When iterating over an expression, the value is consumed so that one cannot have a partially evaluated expression. It is needed to be able to merge the expression and view types as above, and simplifies expression building.
The Expression
trait is not implemented for the Array
and Tensor
types.
The reason is that it would give the wrong behavior, so that e.g. the result
from the map
method is an expression and not an array. One would then also
expect the input array to be consumed, but it is not useful as default.
The Expression
trait is also not implemented for &Slice
and &mut Slice
.
While it could make sense and be convenient, it unfortunately deviates from
how Iterator
and IntoIterator
are implemented for normal array types.
The IntoExpression
trait is implemented for owned arrays and array references,
similar to IntoIterator
. It makes it possible to automatically convert to an
expression for example in function arguments.
Additionally, there is a trait Apply
that is implemented for the same types
as IntoExpression
. It acts as a combination of a conversion to an expression,
applying a function and evaluating the result to an array.
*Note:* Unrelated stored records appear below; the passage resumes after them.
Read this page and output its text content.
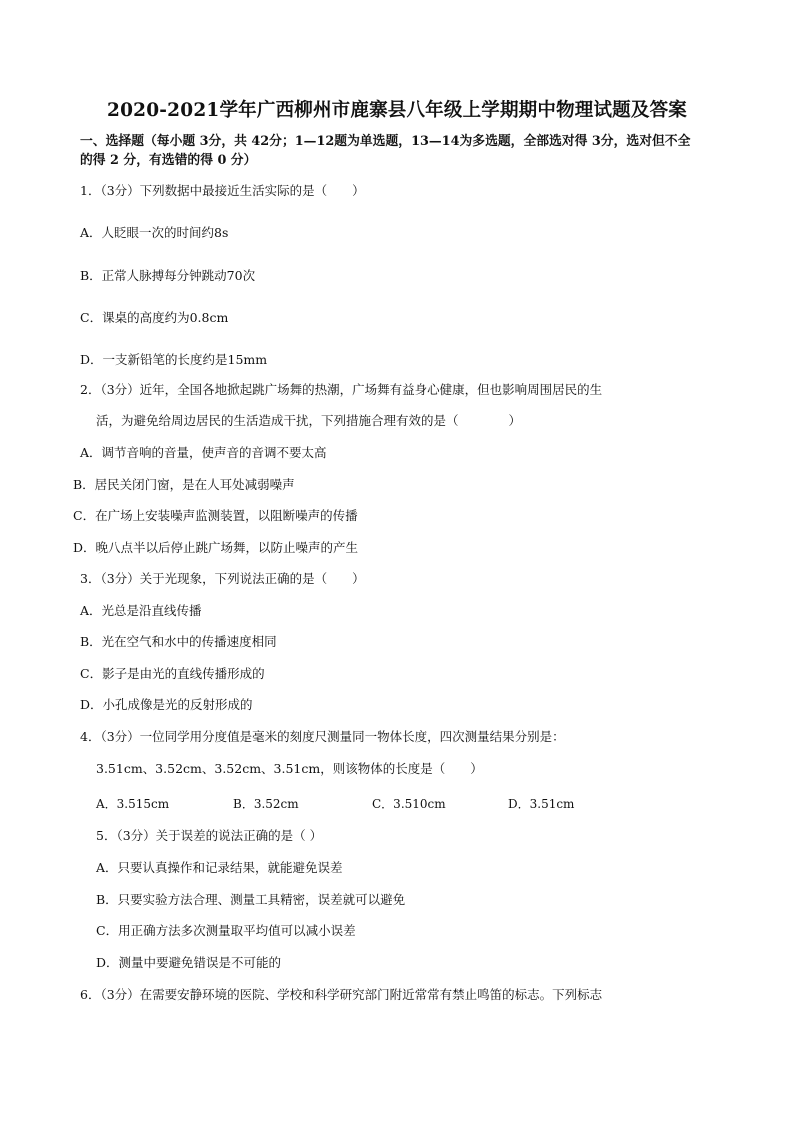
2020-2021学年广西柳州市鹿寨县八年级上学期期中物理试题及答案
一、选择题（每小题 3分，共 42分；1—12题为单选题，13—14为多选题，全部选对得 3分，选对但不全
的得 2 分，有选错的得 0 分）
1．（3分）下列数据中最接近生活实际的是（　　）
A．人眨眼一次的时间约8s
B．正常人脉搏每分钟跳动70次
C．课桌的高度约为0.8cm
D．一支新铅笔的长度约是15mm
2．（3分）近年，全国各地掀起跳广场舞的热潮，广场舞有益身心健康，但也影响周围居民的生
活，为避免给周边居民的生活造成干扰，下列措施合理有效的是（　　　　）
A．调节音响的音量，使声音的音调不要太高
B．居民关闭门窗，是在人耳处减弱噪声
C．在广场上安装噪声监测装置，以阻断噪声的传播
D．晚八点半以后停止跳广场舞，以防止噪声的产生
3．（3分）关于光现象，下列说法正确的是（　　）
A．光总是沿直线传播
B．光在空气和水中的传播速度相同
C．影子是由光的直线传播形成的
D．小孔成像是光的反射形成的
4．（3分）一位同学用分度值是毫米的刻度尺测量同一物体长度，四次测量结果分别是：
3.51cm、3.52cm、3.52cm、3.51cm，则该物体的长度是（　　）
A．3.515cm	B．3.52cm	C．3.510cm	D．3.51cm
5．（3分）关于误差的说法正确的是（ ）
A．只要认真操作和记录结果，就能避免误差
B．只要实验方法合理、测量工具精密，误差就可以避免
C．用正确方法多次测量取平均值可以减小误差
D．测量中要避免错误是不可能的
6．（3分）在需要安静环境的医院、学校和科学研究部门附近常常有禁止鸣笛的标志。下列标志
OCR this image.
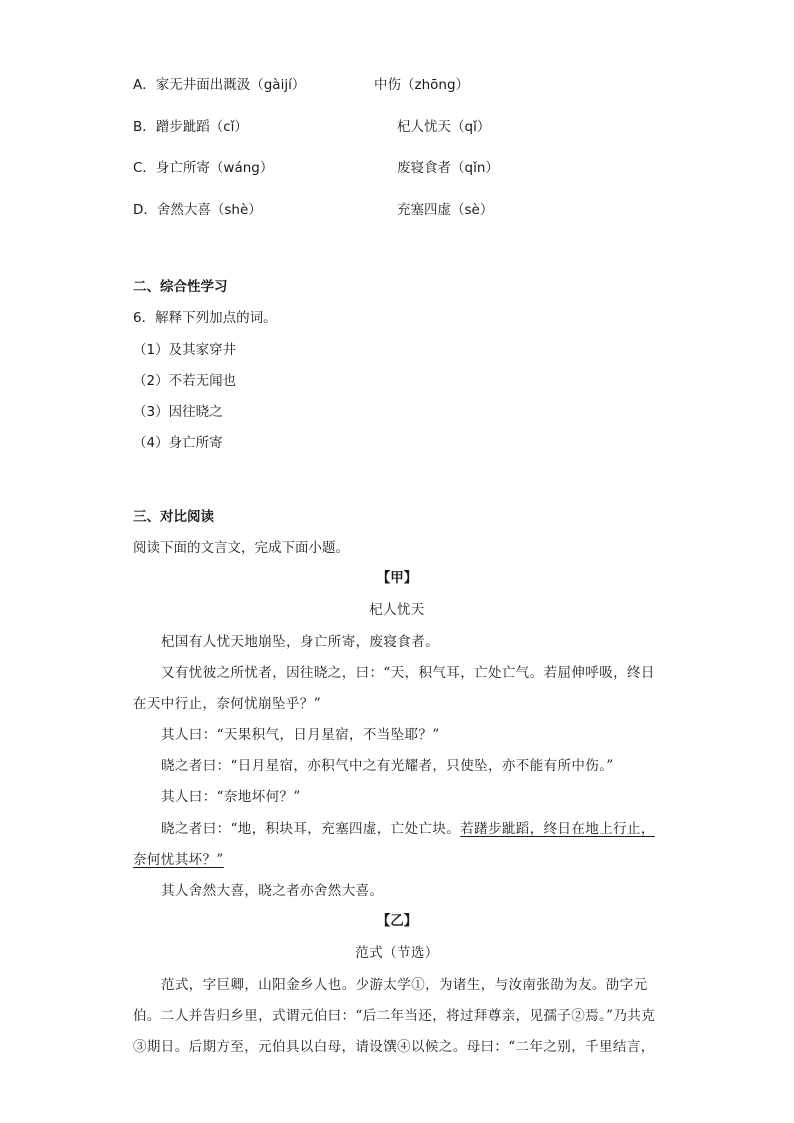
A．家无井面出溉汲（gàijí）	中伤（zhōng）
B．蹭步跐蹈（cǐ）	杞人忧天（qǐ）
C．身亡所寄（wáng）	废寝食者（qǐn）
D．舍然大喜（shè）	充塞四虚（sè）
二、综合性学习
6．解释下列加点的词。
（1）及其家穿井
（2）不若无闻也
（3）因往晓之
（4）身亡所寄
三、对比阅读
阅读下面的文言文，完成下面小题。
【甲】
杞人忧天
杞国有人忧天地崩坠，身亡所寄，废寝食者。
又有忧彼之所忧者，因往晓之，曰：“天，积气耳，亡处亡气。若屈伸呼吸，终日
在天中行止，奈何忧崩坠乎？”
其人曰：“天果积气，日月星宿，不当坠耶？”
晓之者曰：“日月星宿，亦积气中之有光耀者，只使坠，亦不能有所中伤。”
其人曰：“奈地坏何？”
晓之者曰：“地，积块耳，充塞四虚，亡处亡块。若躇步跐蹈，终日在地上行止，
奈何忧其坏？”
其人舍然大喜，晓之者亦舍然大喜。
【乙】
范式（节选）
范式，字巨卿，山阳金乡人也。少游太学①，为诸生，与汝南张劭为友。劭字元
伯。二人并告归乡里，式谓元伯曰：“后二年当还，将过拜尊亲，见孺子②焉。”乃共克
③期日。后期方至，元伯具以白母，请设馔④以候之。母曰：“二年之别，千里结言，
This is useful to
implement unary and binary operators, where the result is an array if one of the
arguments is an array as described in lib.rs
. It makes it possible to reuse
the same memory for heap allocated arrays.
The design borrows a lot on the new C++ mdarray and mdspan types. These are very well defined and gives a standard to be followed. Some deviations are made to align with Rust naming and conventions.
Below are the larger differences to C++ mdarray/mdspan:
-
There is no accessor policy for array views and references. The reason is to simplify and focus on the case when array elements are directly addressable.
One use case of the accessor policy is to have custom element alignment e.g. to optimize for SIMD. However an alternative is to use
Simd
as element type. Another use case is to have scaling and/or conjugation of elements, but this is left for higher level libraries. -
The owned array type is parameterized by an allocator instead of a container. The main reason is to be able to define the
RawSlice
structure internally and support dereferencing toSlice
. -
The fixed size array type is different from the generic array type with heap allocation. This is to align with Rust array types, and that the interface for the fixed size array type is quite different. With separate types the documentation becomes more clear.
-
Indexing is done with
usize
and is not parameterized. This follows how indexing is done in Rust, and could be extended if there is a need.